Rabbi Sacks suggests that the great leaders of the past have all been great communicators.

The great leaders have been teachers, among them Roosevelt, Churchill, Ben Gurion, Gandhi, Martin Luther King and Nelson Mandela. They spent inordinate amounts of time reading, thinking, learning, writing, studying the past and its lessons the better to understand the future and its challenges. And then they taught. They made speeches, they wrote articles and books, coined vivid phrases and told stories so that people would understand the long journey that lay ahead and the sacrifices they might have to make along the way.

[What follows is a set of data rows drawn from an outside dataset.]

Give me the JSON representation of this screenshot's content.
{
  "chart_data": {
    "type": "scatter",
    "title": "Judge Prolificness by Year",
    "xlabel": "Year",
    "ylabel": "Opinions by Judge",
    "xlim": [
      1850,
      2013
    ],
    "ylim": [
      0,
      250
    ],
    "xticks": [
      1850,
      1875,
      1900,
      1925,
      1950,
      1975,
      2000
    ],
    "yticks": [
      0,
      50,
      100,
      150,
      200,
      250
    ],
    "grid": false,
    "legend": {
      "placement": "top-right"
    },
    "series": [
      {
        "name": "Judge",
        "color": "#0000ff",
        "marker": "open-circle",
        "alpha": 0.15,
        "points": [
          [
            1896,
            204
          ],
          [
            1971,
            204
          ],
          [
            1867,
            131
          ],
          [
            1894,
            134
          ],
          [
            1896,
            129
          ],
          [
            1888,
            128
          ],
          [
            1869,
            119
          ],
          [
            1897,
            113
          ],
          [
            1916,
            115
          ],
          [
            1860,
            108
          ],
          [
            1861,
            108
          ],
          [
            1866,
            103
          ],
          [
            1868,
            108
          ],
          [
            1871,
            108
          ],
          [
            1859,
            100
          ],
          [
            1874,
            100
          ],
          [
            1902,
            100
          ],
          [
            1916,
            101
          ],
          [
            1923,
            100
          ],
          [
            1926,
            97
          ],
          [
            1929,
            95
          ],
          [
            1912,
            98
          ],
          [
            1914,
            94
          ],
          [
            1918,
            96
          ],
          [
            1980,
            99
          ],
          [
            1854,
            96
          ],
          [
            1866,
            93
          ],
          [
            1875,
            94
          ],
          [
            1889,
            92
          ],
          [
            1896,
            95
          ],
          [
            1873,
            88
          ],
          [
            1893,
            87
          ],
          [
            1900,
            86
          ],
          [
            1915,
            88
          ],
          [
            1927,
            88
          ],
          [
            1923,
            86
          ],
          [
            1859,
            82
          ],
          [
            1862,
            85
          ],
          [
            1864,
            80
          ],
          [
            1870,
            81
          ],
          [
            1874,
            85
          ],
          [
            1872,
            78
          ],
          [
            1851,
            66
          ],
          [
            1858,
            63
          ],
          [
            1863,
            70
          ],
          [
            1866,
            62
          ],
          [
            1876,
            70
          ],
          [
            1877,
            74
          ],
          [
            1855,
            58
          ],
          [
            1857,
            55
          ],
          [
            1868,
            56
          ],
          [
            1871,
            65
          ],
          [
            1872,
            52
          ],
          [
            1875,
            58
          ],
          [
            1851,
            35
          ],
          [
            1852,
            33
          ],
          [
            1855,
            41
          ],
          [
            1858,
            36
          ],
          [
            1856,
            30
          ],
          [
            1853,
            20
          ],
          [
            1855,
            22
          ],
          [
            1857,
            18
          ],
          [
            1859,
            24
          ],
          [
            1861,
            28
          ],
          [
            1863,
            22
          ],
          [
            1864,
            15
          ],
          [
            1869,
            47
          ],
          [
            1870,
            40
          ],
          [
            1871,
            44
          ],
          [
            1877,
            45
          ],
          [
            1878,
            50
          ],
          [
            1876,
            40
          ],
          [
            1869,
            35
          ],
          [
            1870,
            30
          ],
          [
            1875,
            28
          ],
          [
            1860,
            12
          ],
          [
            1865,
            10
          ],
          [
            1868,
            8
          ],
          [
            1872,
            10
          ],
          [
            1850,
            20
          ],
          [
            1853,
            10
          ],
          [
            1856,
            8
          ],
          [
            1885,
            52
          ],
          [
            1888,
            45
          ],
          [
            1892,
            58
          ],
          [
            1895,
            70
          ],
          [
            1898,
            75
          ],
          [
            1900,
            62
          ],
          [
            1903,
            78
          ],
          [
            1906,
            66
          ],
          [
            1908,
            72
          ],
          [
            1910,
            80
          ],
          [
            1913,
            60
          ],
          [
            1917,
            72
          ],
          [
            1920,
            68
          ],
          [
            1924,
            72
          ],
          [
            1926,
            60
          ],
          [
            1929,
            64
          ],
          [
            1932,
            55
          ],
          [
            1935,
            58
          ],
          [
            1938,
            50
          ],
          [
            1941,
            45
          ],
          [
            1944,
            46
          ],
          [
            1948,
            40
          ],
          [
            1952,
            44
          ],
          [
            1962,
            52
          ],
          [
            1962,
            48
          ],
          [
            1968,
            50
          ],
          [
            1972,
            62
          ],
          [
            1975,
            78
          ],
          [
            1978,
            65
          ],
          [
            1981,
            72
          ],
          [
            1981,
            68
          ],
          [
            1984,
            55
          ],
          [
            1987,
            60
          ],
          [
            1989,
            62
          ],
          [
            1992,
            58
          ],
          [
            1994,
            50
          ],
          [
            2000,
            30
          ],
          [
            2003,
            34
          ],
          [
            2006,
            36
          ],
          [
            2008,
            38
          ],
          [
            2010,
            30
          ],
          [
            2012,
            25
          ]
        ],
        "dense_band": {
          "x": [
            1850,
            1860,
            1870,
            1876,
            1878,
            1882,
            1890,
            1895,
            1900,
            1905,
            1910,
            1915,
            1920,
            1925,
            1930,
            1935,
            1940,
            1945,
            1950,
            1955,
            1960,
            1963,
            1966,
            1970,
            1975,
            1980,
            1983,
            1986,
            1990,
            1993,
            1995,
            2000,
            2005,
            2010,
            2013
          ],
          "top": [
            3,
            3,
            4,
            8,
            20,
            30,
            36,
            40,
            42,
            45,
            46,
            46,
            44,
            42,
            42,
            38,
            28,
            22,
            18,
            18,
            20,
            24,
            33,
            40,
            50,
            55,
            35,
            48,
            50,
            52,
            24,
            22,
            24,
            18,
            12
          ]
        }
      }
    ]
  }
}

They appealed to people’s altruism. They made sure that the sacrifices were borne equally and that everyone contributed. They had no patience for people intent on their own advantage at the cost of others. They didn’t seek miracles or make promises they couldn’t keep. They knew that the only way successfully to negotiate change is to educate the people, trust them, empower them and speak to the better angels of their nature. They taught. And they were tireless.

The leader as teacher is a lovely and provocative suggestion. I do not anticipate seeing such a vision capturing the popular organizational imagination in my lifetime.

The skills of the true teacher are not the skills our culture values.

To become a visionary teacher requires time alone, time to engage seriously and deeply with the thoughts of the wise ones from the past. Wisdom does not easily or quickly surrender its riches to the casual passerby. To plumb the depths of wisdom demands patience and calm. The wise leader knows when to step away from busy activism to gain new insight and seek a bigger perspective. True leadership is nurtured in the desert.

The world of smart phones, texting and tweeting is antithetical to the disciplines of silence, listening, and spaciousness that are the fruitful ground from which great leadership emerges.

It takes courage to unplug and walk away from the chatter and clutter of our culture.

We live in a confusing world. Change happens at lightening speed. It is impossible to keep up with the flow of information and the shifts that take place almost every day in the world community. It seems at times we stand on the brink of some great cataclysm.

Ancient Jewish tradition has a legend according to which

Every day an angel goes out from the presence of the Holy One to destroy the world and to turn it back to what it used to be. But once the Holy One observes young children in their schools and disciples of the wise in their houses of study, His anger immediately turns into mercy.

Putting aside the image of an angry God, the legend holds out the profound possibility that the world is held back from the brink of disaster by the efforts of those who take time to ponder and study.

Perhaps the way forward in tumultuous times lies with those who step aside for a moment and penetrate the deep wisdom of the past, to find the way to be truly human in the present.